August wrote:If this is not the result of genetic limits, what is it the result of? Even though evolution supposedly manifests at the macroscopic level, the variation has to happen at the molecular level.

Also, why is evolution irreversible? No mammal has ever evolved into a reptile, or reptile to amphibian etc.
i know it may sound like i'm making stuff up just to prove evolution right, but i really believe this stuff and i have for a while.

the fact that we don't observe organisms to be evolving now is due to a couple of things.

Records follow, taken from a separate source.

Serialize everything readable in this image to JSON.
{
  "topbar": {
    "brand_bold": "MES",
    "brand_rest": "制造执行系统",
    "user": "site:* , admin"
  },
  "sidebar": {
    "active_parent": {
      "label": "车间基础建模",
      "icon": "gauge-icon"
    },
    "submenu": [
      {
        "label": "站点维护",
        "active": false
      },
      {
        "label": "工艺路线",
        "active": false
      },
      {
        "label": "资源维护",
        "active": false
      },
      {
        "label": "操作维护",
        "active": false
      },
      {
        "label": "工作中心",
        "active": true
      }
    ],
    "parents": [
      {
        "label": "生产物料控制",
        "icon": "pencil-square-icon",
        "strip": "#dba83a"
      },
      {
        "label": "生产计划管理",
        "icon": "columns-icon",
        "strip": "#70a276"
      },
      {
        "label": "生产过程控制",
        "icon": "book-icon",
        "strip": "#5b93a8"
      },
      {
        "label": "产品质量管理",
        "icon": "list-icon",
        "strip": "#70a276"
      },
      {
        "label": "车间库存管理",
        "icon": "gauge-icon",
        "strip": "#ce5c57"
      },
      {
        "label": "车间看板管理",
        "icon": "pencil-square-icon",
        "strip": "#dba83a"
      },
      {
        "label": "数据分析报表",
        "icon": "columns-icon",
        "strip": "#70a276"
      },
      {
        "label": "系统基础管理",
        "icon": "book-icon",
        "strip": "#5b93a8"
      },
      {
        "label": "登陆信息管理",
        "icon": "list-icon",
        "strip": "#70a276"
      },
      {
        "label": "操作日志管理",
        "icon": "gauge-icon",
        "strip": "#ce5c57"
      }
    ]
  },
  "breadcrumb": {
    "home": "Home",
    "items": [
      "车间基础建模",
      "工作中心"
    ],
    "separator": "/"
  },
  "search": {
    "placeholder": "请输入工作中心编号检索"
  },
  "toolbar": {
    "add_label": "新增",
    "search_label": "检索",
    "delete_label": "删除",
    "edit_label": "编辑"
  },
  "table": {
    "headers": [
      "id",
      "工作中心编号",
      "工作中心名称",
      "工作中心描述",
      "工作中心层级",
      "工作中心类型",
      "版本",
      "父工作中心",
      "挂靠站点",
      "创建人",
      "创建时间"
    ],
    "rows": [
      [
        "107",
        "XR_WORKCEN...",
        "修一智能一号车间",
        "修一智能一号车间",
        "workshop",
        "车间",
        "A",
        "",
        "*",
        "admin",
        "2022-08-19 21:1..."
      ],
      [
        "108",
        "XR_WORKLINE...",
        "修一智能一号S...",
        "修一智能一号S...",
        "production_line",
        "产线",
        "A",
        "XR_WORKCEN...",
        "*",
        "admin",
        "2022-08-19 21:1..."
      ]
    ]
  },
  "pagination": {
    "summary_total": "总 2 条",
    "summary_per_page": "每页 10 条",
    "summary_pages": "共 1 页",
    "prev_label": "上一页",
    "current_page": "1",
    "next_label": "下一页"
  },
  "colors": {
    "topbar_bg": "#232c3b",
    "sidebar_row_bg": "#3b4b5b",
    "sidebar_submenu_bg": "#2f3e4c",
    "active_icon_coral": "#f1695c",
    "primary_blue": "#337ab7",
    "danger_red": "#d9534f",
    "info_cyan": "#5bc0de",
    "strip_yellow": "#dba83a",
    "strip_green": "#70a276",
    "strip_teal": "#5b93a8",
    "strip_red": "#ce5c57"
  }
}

first of all, the world is pretty much completely populated now (by living things). everything is surviving because it fits into its own niche and lives in moderate equalibrium with its environment. because of this, there is no large amount of extinction anywhere and there are no/few unbalanced predator/prey relationships. this means that change in the dna of an organism has more of a chance of being detrimental to that organism's survivability. so the ones that change will usually die and not pass on their genes and the ones that do not change have a better chance of remaining in equalibrium.

another reason is that we haven't been around for long enough to see any major changes. the climate of the world has been pretty stable and there have been no worldwide natural disasters. everything seems to be in an equilibrium right now. (naturally, though humans change the environment of other animals a lot, and we are starting to see the effects of that). the rate of change in genes is dependant on the rate at which that organisms reproduces, so it takes a long time for many more complex animals to change, and that is only when their environment allows for it.

as for reverse evolution, that doesn't occur because evolution is dependant on the interaction of the organism with its environment. mammals evolved from reptiles to fill a different niche than reptiles. but because reptiles still remain in their niche, mammals will not change back. you cannot just look at an animal and see how it could adapt or evolve; you have to look at its environment and all the factors that affect its life and ability to reproduce.